What are the IHR?

The only international treaty in force regulating cross border health threats are the International Health Regulations 2005 (IHR), which are governed under the administrative framework of the World Health Organization (WHO).

The IHR Secretariat administers the IHR, the official site can be found here.

A treaty of international law under the auspices of WHO

The IHR can be traced back to the earliest efforts of international cooperation in the mid 19th century when quarantine measures were used as trade barriers, an objective which still holds true for the IHR. However, under Art. 21 of the Constitution of the WHO, the World Health Assembly (WHA) is vested with the power to adopt “sanitary and quarantine requirements and other procedures designed to prevent the international spread of disease”. Thus, these regulations enter automatically into force except the Member State informs the Director-General (DG) of the express rejection according to Art. 22 WHO Constitution.

The current IHR

The accession status of 196 States Parties reflect the universal legitimacy of the IHR provisions how to lawfully contain cross-border health threats, which were adopted by the WHA in 2005 after an intergovernmental negation process under the auspices of WHO. The last revision in 2005 changed the concept of the IHR profoundly through the establishment of fundamentally new legal concepts of international law and the law of international organizations, especially with regard to the executive authority of the DG to proclaim a “public health emergency of international concern”.

Governing purpose

The purpose and scope of the IHR are “to prevent, protect against, control and provide a public health response to the international spread of disease in ways that are commensurate with and restricted to public health risks, and which avoid unnecessary interference with international traffic and trade,” according to Art. 2 IHR.

Implementation principles

Art. 3 IHR set out the principles of implementation, which

       – shall be with full respect for the dignity, human rights and fundamental freedoms of       persons;

       – guided by the Charter of the United Nations and the Constitution of the WHO;

       – guided by the goal of their universal application for the protection of all people of the world from the international spread of disease;

       – States have, in accordance with the Charter of the United Nations and the principles of international law, the sovereign right to legislate and to implement legislation in pursuance of their health policies, in doing so they should uphold the purpose of these Regulations.

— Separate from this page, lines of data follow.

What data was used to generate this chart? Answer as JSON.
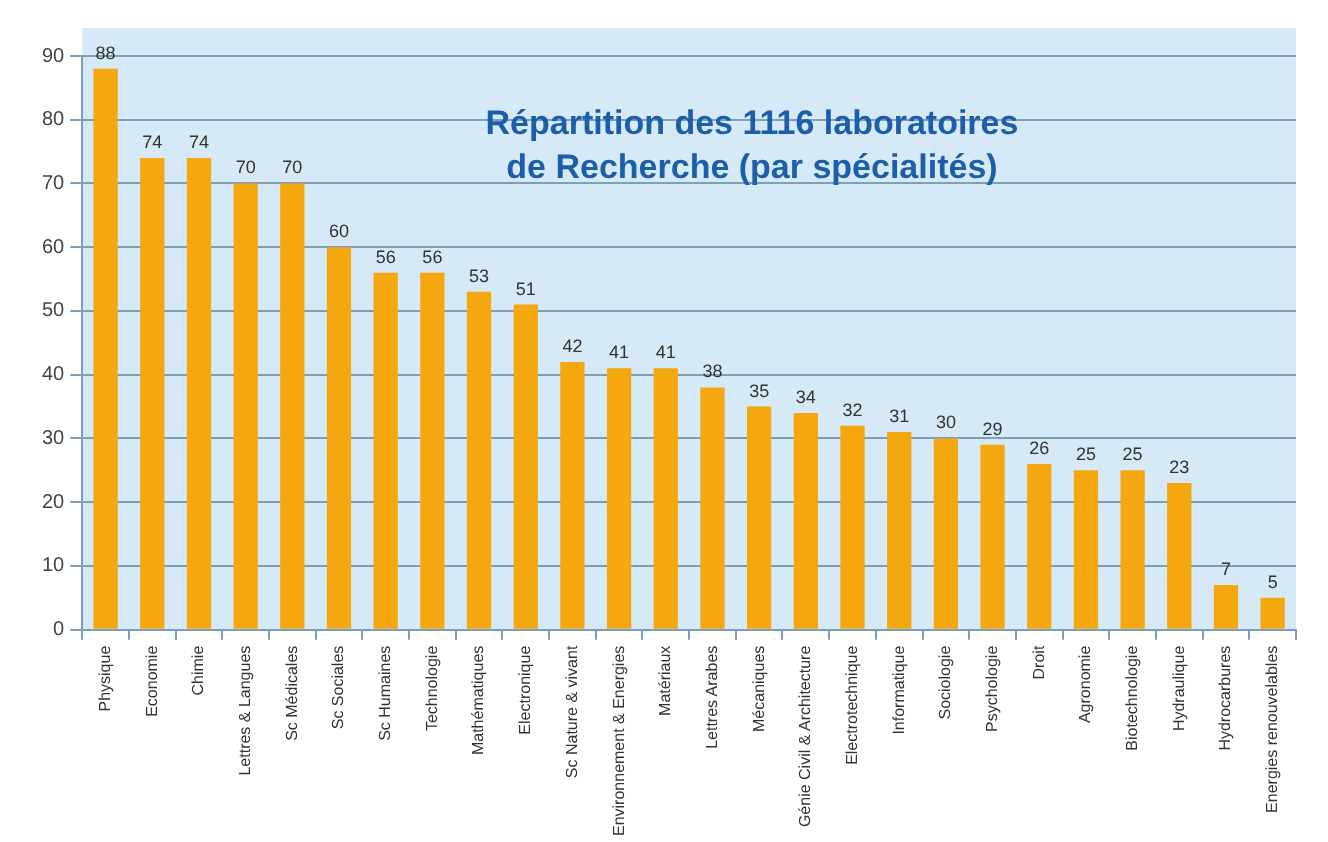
{
  "chart_data": {
    "type": "bar",
    "title": "Répartition des 1116 laboratoires de Recherche (par spécialités)",
    "categories": [
      "Physique",
      "Economie",
      "Chimie",
      "Lettres & Langues",
      "Sc Médicales",
      "Sc Sociales",
      "Sc Humaines",
      "Technologie",
      "Mathématiques",
      "Electronique",
      "Sc Nature & vivant",
      "Environnement & Energies",
      "Matériaux",
      "Lettres Arabes",
      "Mécaniques",
      "Génie Civil & Architecture",
      "Electrotechnique",
      "Informatique",
      "Sociologie",
      "Psychologie",
      "Droit",
      "Agronomie",
      "Biotechnologie",
      "Hydraulique",
      "Hydrocarbures",
      "Energies renouvelables"
    ],
    "values": [
      88,
      74,
      74,
      70,
      70,
      60,
      56,
      56,
      53,
      51,
      42,
      41,
      41,
      38,
      35,
      34,
      32,
      31,
      30,
      29,
      26,
      25,
      25,
      23,
      7,
      5
    ],
    "color": "#f5a70f",
    "ylim": [
      0,
      90
    ],
    "yticks": [
      0,
      10,
      20,
      30,
      40,
      50,
      60,
      70,
      80,
      90
    ],
    "grid": "y",
    "legend": false,
    "data_labels": true
  }
}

Consequences of the legal force of the IHR

By virtue of the legal force of the IHR as an international treaty, the articles of the Vienna Convention of the Law on Treaties, which are universally acknowled as part of customary international law, are applicable. First, Art. 26 VCLT spells out the most eminent and basic legal principle “pact sunt servanda” that every treaty in force is binding upon the parties to it and must be performed by them in good faith. Second, the IHR provisions have to be interpreted in good faith in accordance with the ordinary meaning to be given to the terms of the treaty in their context and in the light of its object and purpose, as Art. 31 VCLT requests.


The laws of state responsibility, i.e. the Draft Articles on Responsibilty of States of Internationally Wrongful Acts, are the principles governing when and how a state is held responsible for a breach of the IHR. Rather than set forth any particular obligations, the rules of state responsibility determine, in general, when an obligation has been
breached and the legal consequences of that violation.

The entire implementation of the IHR, which is tantamount to the Covid-pandemic response by the world community, has to depart from the common purpose and principles of the IHR, constituting international obligations and in turn triggering state responsibility for a lawful mitigation of cross-border health threats.